The practice, however, doesn't prevent a computer microphone from being owned.
According to officials tasked with keeping the US homeland safe, tape should be the first supply atop everybody's safety list.

Tape made its modern-day US security debut in February 2003, when the George W. Bush administration raised the terror alert level to "orange." The Department of Homeland Security soon urged Americans to have plenty of duct tape and plastic sheeting on hand to seal their windows in the event a "dirty bomb" was discharged.

Today, that leftover tape can now help us stave off a webcam hack—at least an attack that secretly films unsuspecting computer users. That's what James Comey, the Federal Bureau of Investigation director, said Wednesday. In April, he told Americans that he puts tape on his webcam. Now it's your turn.

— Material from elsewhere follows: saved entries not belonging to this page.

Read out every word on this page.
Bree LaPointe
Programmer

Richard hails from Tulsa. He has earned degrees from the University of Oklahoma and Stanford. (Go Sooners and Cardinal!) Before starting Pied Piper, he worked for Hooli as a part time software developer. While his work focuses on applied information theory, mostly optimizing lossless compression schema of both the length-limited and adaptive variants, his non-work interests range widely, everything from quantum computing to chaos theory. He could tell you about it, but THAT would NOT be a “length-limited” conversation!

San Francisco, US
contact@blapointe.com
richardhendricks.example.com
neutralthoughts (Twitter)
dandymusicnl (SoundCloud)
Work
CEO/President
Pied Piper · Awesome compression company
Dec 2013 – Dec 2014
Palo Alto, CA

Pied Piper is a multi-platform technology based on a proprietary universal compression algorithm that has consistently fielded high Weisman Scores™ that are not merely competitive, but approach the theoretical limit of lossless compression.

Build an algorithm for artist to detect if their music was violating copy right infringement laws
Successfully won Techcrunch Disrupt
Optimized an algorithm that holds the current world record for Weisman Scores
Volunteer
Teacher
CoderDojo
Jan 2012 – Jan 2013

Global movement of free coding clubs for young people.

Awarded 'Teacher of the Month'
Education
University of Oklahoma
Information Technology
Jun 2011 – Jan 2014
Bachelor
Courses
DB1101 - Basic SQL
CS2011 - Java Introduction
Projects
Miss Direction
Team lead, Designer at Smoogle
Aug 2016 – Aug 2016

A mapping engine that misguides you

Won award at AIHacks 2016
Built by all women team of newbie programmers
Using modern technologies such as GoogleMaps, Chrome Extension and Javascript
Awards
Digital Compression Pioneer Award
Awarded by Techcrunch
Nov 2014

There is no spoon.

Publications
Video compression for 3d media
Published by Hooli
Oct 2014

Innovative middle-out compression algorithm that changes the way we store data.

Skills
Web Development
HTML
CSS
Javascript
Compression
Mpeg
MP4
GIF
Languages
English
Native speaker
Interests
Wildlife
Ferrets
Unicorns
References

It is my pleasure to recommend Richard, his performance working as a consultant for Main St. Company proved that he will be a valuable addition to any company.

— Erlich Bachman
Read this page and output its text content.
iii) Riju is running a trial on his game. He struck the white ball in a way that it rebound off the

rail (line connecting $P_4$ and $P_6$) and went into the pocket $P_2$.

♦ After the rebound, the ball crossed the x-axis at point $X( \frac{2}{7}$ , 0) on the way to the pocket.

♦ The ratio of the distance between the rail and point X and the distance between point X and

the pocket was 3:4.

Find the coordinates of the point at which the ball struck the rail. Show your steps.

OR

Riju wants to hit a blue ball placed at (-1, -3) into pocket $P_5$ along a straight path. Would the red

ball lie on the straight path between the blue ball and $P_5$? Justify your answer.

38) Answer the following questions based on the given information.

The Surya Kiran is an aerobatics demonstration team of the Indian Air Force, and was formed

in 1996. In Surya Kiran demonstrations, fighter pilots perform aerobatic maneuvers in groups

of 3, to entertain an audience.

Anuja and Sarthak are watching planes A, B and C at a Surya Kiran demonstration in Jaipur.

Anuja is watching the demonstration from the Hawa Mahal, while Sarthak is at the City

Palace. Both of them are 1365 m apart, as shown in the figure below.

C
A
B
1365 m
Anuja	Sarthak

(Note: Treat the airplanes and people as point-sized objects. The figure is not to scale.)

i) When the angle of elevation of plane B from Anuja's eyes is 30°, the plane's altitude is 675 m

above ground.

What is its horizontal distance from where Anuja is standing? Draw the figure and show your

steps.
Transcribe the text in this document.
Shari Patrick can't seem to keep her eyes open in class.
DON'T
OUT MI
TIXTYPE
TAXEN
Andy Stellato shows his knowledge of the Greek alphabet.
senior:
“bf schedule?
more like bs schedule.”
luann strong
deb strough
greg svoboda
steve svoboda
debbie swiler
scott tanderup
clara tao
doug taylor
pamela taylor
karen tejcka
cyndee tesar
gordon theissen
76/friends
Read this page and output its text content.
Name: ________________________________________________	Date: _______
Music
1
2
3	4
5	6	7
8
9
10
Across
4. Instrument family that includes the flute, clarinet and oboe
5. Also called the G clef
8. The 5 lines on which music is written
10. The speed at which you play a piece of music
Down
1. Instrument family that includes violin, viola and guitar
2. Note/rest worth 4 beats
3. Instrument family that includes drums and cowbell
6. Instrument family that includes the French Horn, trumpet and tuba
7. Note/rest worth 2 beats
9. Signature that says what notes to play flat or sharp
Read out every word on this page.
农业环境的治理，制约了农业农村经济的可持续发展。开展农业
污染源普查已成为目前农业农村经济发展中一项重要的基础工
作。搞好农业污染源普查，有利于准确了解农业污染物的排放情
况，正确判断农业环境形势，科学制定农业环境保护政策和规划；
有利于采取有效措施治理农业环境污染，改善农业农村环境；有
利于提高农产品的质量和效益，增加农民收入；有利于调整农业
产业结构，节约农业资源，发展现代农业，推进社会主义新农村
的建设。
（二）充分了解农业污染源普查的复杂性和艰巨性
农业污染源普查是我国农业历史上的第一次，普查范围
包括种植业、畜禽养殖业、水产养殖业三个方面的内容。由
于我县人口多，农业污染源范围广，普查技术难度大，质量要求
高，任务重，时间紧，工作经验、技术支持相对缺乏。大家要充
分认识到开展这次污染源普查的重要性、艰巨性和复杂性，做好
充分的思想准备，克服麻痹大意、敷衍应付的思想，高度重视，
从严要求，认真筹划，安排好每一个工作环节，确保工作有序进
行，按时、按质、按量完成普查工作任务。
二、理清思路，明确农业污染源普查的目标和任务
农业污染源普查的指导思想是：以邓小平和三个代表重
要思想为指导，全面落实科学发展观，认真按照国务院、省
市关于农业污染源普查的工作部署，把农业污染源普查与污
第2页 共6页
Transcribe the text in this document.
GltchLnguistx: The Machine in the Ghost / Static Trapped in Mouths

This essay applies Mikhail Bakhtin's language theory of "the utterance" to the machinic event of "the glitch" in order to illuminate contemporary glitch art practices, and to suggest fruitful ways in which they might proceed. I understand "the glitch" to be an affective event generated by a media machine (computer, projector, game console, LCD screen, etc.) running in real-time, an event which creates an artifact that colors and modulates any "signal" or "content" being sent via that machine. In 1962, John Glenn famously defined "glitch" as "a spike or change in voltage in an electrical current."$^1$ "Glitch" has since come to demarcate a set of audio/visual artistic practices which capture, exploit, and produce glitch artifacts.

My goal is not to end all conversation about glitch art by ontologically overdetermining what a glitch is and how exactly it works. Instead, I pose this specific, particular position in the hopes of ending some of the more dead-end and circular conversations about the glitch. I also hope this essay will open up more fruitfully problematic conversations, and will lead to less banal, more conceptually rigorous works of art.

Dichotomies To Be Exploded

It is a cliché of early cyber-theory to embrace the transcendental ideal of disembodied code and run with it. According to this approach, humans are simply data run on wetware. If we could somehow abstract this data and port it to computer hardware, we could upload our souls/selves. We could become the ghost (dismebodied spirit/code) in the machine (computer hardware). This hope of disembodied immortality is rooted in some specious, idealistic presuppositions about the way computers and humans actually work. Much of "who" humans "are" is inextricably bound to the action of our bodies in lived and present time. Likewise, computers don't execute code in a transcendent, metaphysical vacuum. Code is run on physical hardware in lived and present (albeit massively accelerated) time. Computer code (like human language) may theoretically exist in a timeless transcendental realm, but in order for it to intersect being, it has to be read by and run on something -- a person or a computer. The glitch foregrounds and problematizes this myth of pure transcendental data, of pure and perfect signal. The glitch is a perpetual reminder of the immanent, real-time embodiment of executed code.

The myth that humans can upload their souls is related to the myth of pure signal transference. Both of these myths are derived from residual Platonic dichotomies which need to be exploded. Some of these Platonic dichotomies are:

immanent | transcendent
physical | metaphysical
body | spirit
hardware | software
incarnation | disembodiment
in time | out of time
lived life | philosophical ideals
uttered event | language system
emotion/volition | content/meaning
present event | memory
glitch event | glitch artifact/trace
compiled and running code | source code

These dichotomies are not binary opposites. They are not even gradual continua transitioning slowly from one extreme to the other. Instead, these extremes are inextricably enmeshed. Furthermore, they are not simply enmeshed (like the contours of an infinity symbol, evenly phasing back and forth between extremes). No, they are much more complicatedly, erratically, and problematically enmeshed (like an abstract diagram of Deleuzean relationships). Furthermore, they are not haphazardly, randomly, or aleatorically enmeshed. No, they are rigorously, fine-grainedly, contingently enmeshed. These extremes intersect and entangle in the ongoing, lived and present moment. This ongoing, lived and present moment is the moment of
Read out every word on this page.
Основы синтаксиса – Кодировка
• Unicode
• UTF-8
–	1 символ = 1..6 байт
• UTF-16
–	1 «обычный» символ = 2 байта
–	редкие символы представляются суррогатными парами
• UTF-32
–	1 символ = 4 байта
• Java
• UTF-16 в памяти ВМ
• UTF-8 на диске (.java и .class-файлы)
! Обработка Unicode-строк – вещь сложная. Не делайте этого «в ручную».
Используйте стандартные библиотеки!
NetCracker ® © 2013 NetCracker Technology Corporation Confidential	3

"There’s some sensible things you should be doing, and that’s one of them," Comey told a conference at the Center for Strategic and International Studies on Wednesday. "You go into any government office and we all have the little camera things that sit on top of the screen. They all have a little lid that closes down on them. You do that so that people who don’t have authority don’t look at you. I think that’s a good thing."

The recommendation comes after years of webcam hack reports, from the high-profile attack on Miss Teen USA to the FBI themselves wanting to use the technique to spy on hackers (both of those incidents date back to 2013).

Tape probably won't stop a nefarious hacker from listening to you, however. And toward that advanced goal, Facebook chief Mark Zuckerberg has also covered his computer microphone with tape. However, there's still no consensus among security experts about how effective that measure is, because adjusting a microphone's gain may still allow attackers to pick up ambient sounds.